Establishing a Connection and Basic Commands
The core of ftplib is the FTP class. A connection is initiated by creating an instance, often by providing the hostname. For login, the login() method is used, which defaults to anonymous credentials if none are provided. It’s crucial to understand that the initial connection is only for control; the data connection is negotiated separately, a process handled automatically by the library but influenced by the connection mode.
from ftplib import FTP
import sys
try:
# Connect to a host
with FTP('ftp.example.com') as ftp:
# Login with username and password
ftp.login('username', 'password123')
print("Login successful.")
# Get the welcome message from the server
print(f"Server welcome: {ftp.getwelcome()}")
# Print the current working directory
print(f"Current directory: {ftp.pwd()}")
# Change to a specific directory
ftp.cwd('/pub/incoming')
print(f"New directory: {ftp.pwd()}")
except Exception as e:
print(f"FTP error: {e}")
sys.exit(1)
Active vs. Passive Mode
This is a critical concept and a common source of connection failures, especially with modern firewalls and NATs. In Active mode, the client opens a socket and tells the server its IP and port. The server then connects from its port 20 to the client’s specified port. This often fails because client-side firewalls block the incoming server connection.
In Passive mode (the default and recommended setting in ftplib), the client requests the server to open a data port and inform the client of its IP and port. The client then connects to that server port. This usually works because it only involves outbound connections from the client. You can explicitly set this with ftp.set_pasv(True).

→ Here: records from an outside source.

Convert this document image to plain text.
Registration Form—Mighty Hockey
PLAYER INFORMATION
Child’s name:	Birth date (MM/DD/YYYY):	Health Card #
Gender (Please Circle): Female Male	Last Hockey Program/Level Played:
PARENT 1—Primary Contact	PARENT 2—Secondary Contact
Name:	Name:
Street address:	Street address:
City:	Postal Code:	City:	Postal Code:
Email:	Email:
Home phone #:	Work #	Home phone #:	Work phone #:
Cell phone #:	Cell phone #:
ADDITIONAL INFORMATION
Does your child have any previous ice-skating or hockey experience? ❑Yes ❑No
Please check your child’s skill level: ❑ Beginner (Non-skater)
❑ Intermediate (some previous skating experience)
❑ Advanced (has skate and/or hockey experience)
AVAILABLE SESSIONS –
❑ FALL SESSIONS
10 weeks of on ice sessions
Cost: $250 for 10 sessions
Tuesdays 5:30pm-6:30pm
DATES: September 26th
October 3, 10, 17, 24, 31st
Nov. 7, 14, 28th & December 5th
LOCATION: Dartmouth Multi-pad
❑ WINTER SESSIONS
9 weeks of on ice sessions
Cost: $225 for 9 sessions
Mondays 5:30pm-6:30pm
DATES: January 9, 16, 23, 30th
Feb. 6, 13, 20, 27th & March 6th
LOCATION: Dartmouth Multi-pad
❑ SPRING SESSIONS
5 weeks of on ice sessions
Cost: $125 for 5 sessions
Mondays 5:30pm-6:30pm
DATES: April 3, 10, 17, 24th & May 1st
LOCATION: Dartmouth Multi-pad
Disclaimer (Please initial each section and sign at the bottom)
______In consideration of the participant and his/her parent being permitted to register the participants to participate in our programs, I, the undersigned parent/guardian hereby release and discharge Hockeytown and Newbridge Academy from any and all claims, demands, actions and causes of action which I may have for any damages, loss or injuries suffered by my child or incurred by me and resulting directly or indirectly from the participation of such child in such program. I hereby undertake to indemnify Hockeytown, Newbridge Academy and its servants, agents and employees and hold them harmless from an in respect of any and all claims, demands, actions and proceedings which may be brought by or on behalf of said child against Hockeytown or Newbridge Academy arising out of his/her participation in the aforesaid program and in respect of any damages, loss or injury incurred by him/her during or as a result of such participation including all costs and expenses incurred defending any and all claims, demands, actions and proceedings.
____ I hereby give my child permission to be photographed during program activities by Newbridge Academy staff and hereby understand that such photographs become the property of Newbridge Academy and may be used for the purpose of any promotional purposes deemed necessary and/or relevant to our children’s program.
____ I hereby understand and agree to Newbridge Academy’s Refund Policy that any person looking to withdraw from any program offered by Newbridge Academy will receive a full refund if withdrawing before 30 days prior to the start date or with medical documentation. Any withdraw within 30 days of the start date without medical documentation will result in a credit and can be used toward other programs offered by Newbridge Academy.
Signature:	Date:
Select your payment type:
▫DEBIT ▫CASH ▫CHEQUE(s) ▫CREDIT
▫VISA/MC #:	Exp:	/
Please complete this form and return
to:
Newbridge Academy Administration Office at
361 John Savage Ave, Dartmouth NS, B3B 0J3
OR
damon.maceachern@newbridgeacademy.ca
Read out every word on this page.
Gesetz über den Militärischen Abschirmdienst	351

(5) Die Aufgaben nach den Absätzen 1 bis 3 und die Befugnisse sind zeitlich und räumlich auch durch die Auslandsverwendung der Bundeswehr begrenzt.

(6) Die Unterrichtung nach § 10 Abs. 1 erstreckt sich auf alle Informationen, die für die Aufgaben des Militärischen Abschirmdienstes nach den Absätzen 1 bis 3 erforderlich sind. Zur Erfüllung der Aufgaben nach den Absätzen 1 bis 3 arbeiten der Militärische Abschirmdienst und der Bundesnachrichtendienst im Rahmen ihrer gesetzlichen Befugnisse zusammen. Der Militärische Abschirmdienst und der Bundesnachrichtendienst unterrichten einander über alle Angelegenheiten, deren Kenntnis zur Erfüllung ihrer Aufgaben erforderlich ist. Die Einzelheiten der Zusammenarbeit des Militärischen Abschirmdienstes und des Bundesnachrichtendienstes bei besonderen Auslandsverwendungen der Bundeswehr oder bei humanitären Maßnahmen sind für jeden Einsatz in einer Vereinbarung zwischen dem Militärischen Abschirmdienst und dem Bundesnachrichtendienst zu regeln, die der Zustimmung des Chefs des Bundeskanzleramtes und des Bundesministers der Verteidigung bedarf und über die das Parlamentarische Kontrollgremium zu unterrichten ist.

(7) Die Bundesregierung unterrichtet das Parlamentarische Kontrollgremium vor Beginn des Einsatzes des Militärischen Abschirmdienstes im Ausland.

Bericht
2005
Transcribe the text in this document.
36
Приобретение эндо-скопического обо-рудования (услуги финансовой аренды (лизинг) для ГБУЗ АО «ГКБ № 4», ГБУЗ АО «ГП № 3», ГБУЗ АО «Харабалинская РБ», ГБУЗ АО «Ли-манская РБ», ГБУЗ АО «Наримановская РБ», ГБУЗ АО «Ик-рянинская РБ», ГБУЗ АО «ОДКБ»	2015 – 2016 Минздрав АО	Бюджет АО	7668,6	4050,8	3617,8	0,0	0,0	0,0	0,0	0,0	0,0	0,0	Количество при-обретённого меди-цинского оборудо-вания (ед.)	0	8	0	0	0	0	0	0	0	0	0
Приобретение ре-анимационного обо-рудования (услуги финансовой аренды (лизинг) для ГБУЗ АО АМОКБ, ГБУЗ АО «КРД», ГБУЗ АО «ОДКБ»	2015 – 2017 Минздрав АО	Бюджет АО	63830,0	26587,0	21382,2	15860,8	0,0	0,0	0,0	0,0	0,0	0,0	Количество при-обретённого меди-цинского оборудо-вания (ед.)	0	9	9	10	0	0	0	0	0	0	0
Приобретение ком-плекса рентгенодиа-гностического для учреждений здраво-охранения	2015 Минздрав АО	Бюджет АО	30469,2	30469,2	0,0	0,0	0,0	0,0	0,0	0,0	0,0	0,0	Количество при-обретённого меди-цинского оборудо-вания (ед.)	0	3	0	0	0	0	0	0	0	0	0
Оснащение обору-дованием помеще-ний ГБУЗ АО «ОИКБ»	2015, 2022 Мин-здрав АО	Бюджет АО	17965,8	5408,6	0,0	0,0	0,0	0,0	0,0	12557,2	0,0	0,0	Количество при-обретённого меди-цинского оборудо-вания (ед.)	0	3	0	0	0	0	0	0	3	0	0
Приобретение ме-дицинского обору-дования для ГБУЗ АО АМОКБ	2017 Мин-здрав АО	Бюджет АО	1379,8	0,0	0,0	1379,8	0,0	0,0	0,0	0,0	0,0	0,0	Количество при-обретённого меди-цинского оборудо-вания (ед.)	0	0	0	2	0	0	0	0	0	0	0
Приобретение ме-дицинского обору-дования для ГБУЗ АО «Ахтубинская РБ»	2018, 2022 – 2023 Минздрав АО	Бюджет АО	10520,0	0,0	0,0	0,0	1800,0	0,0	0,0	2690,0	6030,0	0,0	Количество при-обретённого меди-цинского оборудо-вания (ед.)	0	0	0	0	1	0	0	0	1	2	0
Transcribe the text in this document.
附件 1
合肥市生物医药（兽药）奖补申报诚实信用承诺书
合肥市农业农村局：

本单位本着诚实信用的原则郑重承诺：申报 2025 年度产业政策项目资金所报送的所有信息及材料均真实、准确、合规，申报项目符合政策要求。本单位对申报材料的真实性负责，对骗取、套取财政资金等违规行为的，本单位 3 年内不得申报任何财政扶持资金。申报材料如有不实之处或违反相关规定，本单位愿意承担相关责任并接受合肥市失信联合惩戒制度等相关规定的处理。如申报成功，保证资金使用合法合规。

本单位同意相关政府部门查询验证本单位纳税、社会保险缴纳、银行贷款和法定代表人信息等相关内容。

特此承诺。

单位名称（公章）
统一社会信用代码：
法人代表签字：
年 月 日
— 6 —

Listing Directory Contents and Retrieving Files
The nlst() and dir() methods are used to obtain directory listings. nlst() returns a simple list of filenames, while dir() executes the LIST command, returning a detailed listing (like ls -l) which you must parse yourself. For file transfers, retrbinary() is used for non-text files (images, archives) and retrlines() for text files, though retrbinary() is generally safer and faster for all types.
with FTP('ftp.example.com') as ftp:
ftp.login('user', 'pass')
ftp.cwd('/pub/mirrors')
# Get a simple list of files and directories
file_list = ftp.nlst()
print("Files in directory:", file_list)
# Download a binary file (e.g., a ZIP archive)
with open('local_copy.zip', 'wb') as local_file:
# The 'RETR filename' command is sent, and data is written to local_file
ftp.retrbinary(f'RETR {file_list[0]}', local_file.write)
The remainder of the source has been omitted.